The man watched the woman at the bar turn her head slightly towards the guy seated beside her. His grin grew as the next minute or two played out precisely as he thought it would: the woman delicately brushed her golden curls behind her shoulder, exposing her milky neck and trailing her fingers to her chest, faking absentmindedness. Her nearby prey glanced with greed, so she dragged her eyes to meet his, blinking lazily, faking intoxication. Her act was that of a snake charmer, hypnotising a python with her eyes, her fingertips leisurely brushing her skin, manipulating the drunken fool to the point his mind numbed.

She broke the hypnosis and left her seat abruptly, sauntering to the nearest exit of the bar and rounding the corner with her hand on the doorframe, casting one last look at her meal before slinking into the silent shadows.

The drunk man at the bar rammed into several people in his pursuit of following the woman out of the bar—whom he convinced himself was flirting with him. He wasn't entirely wrong.

'She is going to enjoy him,' the man sitting at the table thought to himself. He stood and disappeared out the front door just as the waitress came back, announcing his drink with a voice that faded as she looked at his empty seat.

The door chimed shut behind him, his breath clouded in the cool air. Closing his eyes, he tuned his hearing into the direction of a loud thump, followed by a muffled scream. With a prideful pep in his step, he followed the sounds of struggled grunting and strolled towards a nearby alleyway.

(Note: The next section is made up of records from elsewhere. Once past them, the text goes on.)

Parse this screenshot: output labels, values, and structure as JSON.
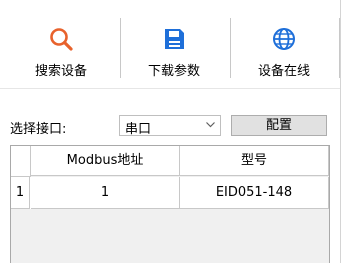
{
  "toolbar": {
    "search_label": "搜索设备",
    "download_label": "下载参数",
    "online_label": "设备在线"
  },
  "port": {
    "label": "选择接口:",
    "selected": "串口",
    "config_button": "配置"
  },
  "table": {
    "columns": [
      "Modbus地址",
      "型号"
    ],
    "rows": [
      {
        "index": "1",
        "address": "1",
        "model": "EID051-148"
      }
    ]
  },
  "colors": {
    "search_icon": "#e8622c",
    "download_icon": "#1e6fd9",
    "online_icon": "#1e6fd9"
  }
}
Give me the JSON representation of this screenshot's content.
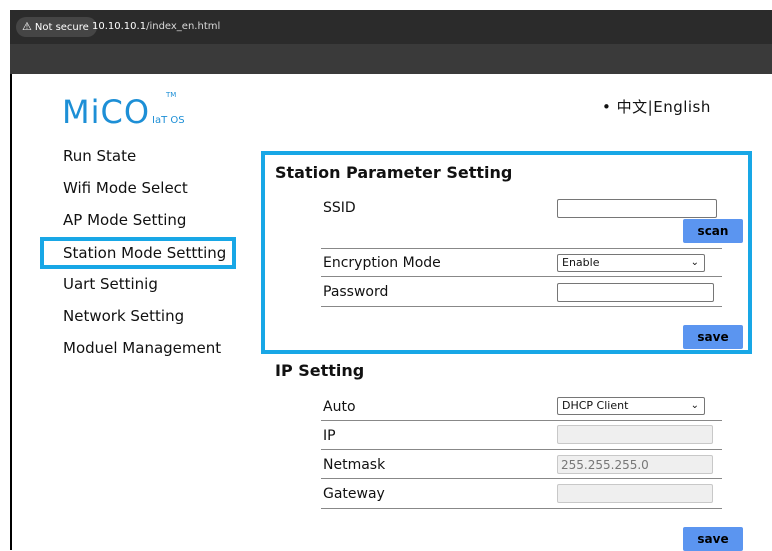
{
  "browser": {
    "security_label": "Not secure",
    "url_host": "10.10.10.1",
    "url_path": "/index_en.html"
  },
  "logo": {
    "main": "MiCO",
    "sub": "IaT OS",
    "tm": "TM"
  },
  "language": {
    "bullet": "•",
    "zh": "中文",
    "sep": "|",
    "en": "English"
  },
  "sidebar": {
    "items": [
      {
        "label": "Run State"
      },
      {
        "label": "Wifi Mode Select"
      },
      {
        "label": "AP Mode Setting"
      },
      {
        "label": "Station Mode Settting"
      },
      {
        "label": "Uart Settinig"
      },
      {
        "label": "Network Setting"
      },
      {
        "label": "Moduel Management"
      }
    ]
  },
  "station": {
    "title": "Station Parameter Setting",
    "ssid_label": "SSID",
    "ssid_value": "",
    "scan_button": "scan",
    "encryption_label": "Encryption Mode",
    "encryption_value": "Enable",
    "password_label": "Password",
    "password_value": "",
    "save_button": "save"
  },
  "ip": {
    "title": "IP Setting",
    "auto_label": "Auto",
    "auto_value": "DHCP Client",
    "ip_label": "IP",
    "ip_value": "",
    "netmask_label": "Netmask",
    "netmask_value": "255.255.255.0",
    "gateway_label": "Gateway",
    "gateway_value": "",
    "save_button": "save"
  },
  "colors": {
    "highlight": "#18a7e6",
    "button": "#5b95f0",
    "logo": "#1d8fd6"
  }
}
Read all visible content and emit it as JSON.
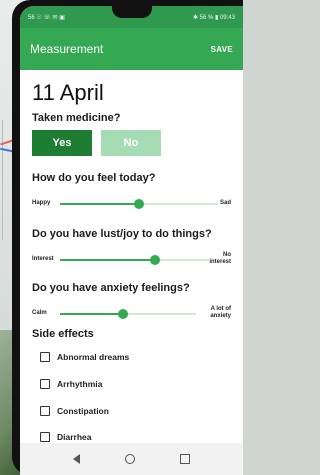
{
  "app": {
    "title": "Measurement",
    "save_label": "SAVE",
    "accent": "#34a853",
    "accent_dark": "#1e7d33",
    "accent_light": "#a6dcb3"
  },
  "statusbar": {
    "left": "56 ☉ ☏ ✉ ▣",
    "right": "✱ 56 % ▮ 09:43"
  },
  "date": "11 April",
  "medicine": {
    "question": "Taken medicine?",
    "yes_label": "Yes",
    "no_label": "No",
    "selected": "Yes"
  },
  "feel": {
    "question": "How do you feel today?",
    "left_label": "Happy",
    "right_label": "Sad",
    "level": 0.5
  },
  "lust": {
    "question": "Do you have lust/joy to do things?",
    "left_label": "Interest",
    "right_label_line1": "No",
    "right_label_line2": "interest",
    "level": 0.63
  },
  "anxiety": {
    "question": "Do you have anxiety feelings?",
    "left_label": "Calm",
    "right_label_line1": "A lot of",
    "right_label_line2": "anxiety",
    "level": 0.46
  },
  "side_effects": {
    "title": "Side effects",
    "items": [
      {
        "label": "Abnormal dreams",
        "checked": false
      },
      {
        "label": "Arrhythmia",
        "checked": false
      },
      {
        "label": "Constipation",
        "checked": false
      },
      {
        "label": "Diarrhea",
        "checked": false
      }
    ]
  }
}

His footsteps were—by nature—without a trace of a whisper, but his presence was felt.

"Well, hello there, Klaus."

Klaus gave the woman his charming smile, then nodded towards her meal, "I hope you're enjoying your little snack I gifted you."

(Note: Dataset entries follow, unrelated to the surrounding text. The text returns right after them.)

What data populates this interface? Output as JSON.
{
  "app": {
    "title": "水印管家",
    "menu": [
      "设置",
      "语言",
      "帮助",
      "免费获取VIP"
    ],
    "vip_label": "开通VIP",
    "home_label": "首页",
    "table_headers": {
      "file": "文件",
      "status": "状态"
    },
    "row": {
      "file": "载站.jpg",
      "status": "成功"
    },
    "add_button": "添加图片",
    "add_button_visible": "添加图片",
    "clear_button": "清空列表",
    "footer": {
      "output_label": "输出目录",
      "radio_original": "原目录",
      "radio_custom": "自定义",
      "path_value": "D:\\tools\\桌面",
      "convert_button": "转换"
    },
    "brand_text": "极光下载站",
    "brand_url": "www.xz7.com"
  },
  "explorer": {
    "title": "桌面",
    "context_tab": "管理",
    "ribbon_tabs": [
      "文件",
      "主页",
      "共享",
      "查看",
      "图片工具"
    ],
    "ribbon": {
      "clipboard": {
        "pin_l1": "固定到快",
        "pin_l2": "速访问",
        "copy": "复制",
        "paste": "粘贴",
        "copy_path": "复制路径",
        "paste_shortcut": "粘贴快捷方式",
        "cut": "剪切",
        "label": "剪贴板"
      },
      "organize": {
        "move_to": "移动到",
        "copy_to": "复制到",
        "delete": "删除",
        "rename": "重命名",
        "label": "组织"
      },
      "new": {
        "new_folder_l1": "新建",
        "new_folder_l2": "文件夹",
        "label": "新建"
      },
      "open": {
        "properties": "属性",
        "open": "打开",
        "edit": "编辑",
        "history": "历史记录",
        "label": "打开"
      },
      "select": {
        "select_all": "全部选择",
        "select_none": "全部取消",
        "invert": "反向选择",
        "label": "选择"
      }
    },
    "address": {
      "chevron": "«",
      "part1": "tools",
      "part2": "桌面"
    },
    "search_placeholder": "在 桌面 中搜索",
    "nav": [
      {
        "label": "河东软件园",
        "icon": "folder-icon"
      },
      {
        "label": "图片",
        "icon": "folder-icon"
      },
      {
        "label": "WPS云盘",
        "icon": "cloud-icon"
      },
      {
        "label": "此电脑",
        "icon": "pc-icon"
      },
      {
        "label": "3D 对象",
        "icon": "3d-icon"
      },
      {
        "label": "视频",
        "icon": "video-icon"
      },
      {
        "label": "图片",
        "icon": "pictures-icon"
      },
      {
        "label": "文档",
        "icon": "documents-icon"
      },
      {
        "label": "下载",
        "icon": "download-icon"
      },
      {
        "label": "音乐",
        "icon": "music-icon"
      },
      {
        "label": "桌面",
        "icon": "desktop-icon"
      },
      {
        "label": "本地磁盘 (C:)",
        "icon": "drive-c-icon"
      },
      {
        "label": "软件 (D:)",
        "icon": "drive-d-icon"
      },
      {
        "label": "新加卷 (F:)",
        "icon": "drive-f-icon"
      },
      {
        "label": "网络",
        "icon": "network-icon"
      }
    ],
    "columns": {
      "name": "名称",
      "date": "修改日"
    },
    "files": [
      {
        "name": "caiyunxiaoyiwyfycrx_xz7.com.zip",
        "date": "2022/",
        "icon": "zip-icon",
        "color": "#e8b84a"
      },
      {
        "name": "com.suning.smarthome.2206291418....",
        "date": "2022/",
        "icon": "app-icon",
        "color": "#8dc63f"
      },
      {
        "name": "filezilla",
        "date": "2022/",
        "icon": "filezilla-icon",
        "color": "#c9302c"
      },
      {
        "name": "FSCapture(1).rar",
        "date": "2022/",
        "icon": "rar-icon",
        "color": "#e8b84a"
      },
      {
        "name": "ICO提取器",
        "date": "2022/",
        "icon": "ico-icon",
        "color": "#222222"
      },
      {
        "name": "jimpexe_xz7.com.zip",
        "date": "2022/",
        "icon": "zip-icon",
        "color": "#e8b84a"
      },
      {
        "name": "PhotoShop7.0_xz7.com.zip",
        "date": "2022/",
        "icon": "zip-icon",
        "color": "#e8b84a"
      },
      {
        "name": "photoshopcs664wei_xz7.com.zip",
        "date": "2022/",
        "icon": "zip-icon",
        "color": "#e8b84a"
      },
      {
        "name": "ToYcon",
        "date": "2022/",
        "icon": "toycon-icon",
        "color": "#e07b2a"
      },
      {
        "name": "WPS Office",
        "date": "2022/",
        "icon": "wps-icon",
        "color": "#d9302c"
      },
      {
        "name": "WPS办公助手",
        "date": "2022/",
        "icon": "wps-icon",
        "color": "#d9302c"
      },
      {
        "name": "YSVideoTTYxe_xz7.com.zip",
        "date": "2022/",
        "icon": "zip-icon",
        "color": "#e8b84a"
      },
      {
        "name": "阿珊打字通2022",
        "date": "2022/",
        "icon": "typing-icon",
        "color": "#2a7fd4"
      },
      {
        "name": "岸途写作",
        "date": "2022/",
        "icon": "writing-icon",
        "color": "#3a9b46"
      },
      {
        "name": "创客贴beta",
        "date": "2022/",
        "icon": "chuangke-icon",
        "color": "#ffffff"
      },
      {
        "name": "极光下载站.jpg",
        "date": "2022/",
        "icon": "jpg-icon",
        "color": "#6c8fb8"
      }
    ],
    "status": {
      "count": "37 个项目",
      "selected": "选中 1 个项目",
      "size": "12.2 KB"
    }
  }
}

She returned his grin sarcastically and dripping with blood. Her hand let go of the man's collar, his weight collapsing to the ground with a dense thump.

Brushing her hands on her jeans, she corrected him, "Enjoyed. Past tense. I'm done with him now. You can have him."

She stepped over the heap of the man, approaching Klaus with cautious eyes of his sudden, but familiar presence.

Klaus' smile grew, "It's been a long time."

She stared back, "I know."

They looked at each other for only a moment, and it was like no time had passed. Five hundred years of distance dissipated in the space between them, a faint smile crept unconsciously on her face, but it faltered.

"You've been looking for me. Why?"

His dimples disappeared as a frown settled in, "I can't tell you here."

"Why?"

"Wrong time and place. I just came to say hello."

Some silence passed before she stated, "You'll be seeing me."

The man on the ground muffled, "Help me, please."

Klaus rolled his eyes, and glared at the man interrupting their moment. He glanced back to where his friend was standing, but the space she filled was empty.

He sighed, but he knew that this time she would meet him again instead of running. All was not lost.

The man groaned again, delirious of his surroundings. Klaus lifted him against a big storage bin while the man ranted various 'thanks,' until he saw his saviour grow fangs too. Then, with no energy left to scream in defiance, Klaus finally got the drink he ordered. The thump of deadweight and a heavily satisfied exhale echoed in the small alleyway.

He reached into the interior pocket of his coat and pulled out his phone, texting one of his vampires his location so they could clean up the mess. He put the phone back in but felt a piece of paper in there. Confused, he pulled it out and opened it.

It read, 'Anne Orda. Private Investigator for Seattle Private Eye.' He raised a brow, remembering the man who bumped into him when he first entered the bar, realising he must've put it there at Anne's compulsion. Meaning she was—once again—ahead of him.

He shoved it back in, warmed his hands in his pockets and headed out the alleyway, the streetlights swallowing his figure.

This wouldn't be the last time he would be seeing Anne, and she certainly wasn't going to like why.